I remember with great warmth the gelid winters of my youth. Growing up in Colorado, I experienced the true seasonal meaning of winter, snow, and ice. Sometimes we had below freezing temperatures for days and days, accompanied with days of snow and huge snowdrifts peaking in our front and backyards–the very thing children long for in winter.
We eagerly anticipated the snow stopping long enough for us to go outside and play. We looked out the windows yearning for the slightest break in the weather. We tuned our ears for Mom’s voice, giving us the “go ahead” to play in the snow. And of course, she properly inspected each one of us to make sure we were bundled up in many layers of warmth.
My brother, two sisters, and I conquered those snowdrifts. We jumped in them with passion, trampled them down, dug caves, fell into them, and made snow angels. We had snowball fights and built snowmen. We played until our mother forced us in for hot chicken noodle soup and cheese crackers. Then we put our coats, leggings, scarves, hats, boots, and mittens on again and played until we were forced in again by the dark. The final snow activity was the ceremonial making of “snow ice cream” which was made by mushing snow together with sugar and vanilla extract. As I remember, it really never tasted that good!
The razor-cold chill of winter is hard to forget. We didn’t have electric blankets, and we used our central heating very frugally. I went to bed each night with pounds of wool blankets on top of me, and my legs and toes remained like popsicles between those crisp clean sheets until my own body heat began to generate some warmth in the bed. By morning, I was toasty warm, and it was hard to arise in the frosty room again.

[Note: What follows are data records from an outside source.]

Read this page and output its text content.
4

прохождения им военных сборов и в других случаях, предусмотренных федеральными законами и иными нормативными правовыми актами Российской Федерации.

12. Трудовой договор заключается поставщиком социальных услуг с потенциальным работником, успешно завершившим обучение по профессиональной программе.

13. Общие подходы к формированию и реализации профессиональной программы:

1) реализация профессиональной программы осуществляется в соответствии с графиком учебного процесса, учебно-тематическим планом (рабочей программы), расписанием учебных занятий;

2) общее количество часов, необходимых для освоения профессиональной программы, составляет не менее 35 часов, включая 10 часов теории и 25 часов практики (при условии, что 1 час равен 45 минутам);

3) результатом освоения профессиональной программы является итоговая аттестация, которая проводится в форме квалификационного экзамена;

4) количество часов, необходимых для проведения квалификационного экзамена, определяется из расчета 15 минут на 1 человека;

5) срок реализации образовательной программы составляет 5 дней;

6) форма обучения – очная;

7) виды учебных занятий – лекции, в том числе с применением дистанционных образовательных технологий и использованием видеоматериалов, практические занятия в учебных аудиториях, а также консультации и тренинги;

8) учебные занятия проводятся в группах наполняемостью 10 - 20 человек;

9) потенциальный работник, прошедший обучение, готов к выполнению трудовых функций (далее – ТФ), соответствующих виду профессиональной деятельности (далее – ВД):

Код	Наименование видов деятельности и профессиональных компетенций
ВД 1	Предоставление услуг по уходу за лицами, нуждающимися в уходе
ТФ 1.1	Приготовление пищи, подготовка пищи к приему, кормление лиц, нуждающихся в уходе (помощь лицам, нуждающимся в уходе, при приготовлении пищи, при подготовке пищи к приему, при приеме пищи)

I haven’t had a winter like that in many years. And I do recall the cold with distant affection. As an adult, I have found comfort in moderation. Not just moderate temperatures, but moderation in most aspects of life.
In fact, moderation is the word I am thinking about in starting a new year. The normal reaction to “turning over a new leaf” is to tackle it with great gusto, to come into the New Year like a roaring lion with extreme thinking and action–whatever it takes to meet those “resolutions” of the New Year. And maybe I have had the same attitudes in the past. But somehow this year, moderation seems like a good idea in embracing the new.
Oh I’m into setting goals. I really believe in them, and the New Year is an inspirational time to set goals. But this year, I want to tackle my new goals with moderation. I want to pace myself, to count the cost, to make solid progress, to really conquer, just like my brother and sisters and I conquered those snowdrifts in Colorado many years ago.
And I will need passion to succeed. Passion and moderation are not in conflict. Passion fuels my journey, as always, but somehow, someway in this radical, extra, extra large, extreme, super-sized, on-the-edge world in which I live, a “moderate” approach just seems more appropriate for 2008.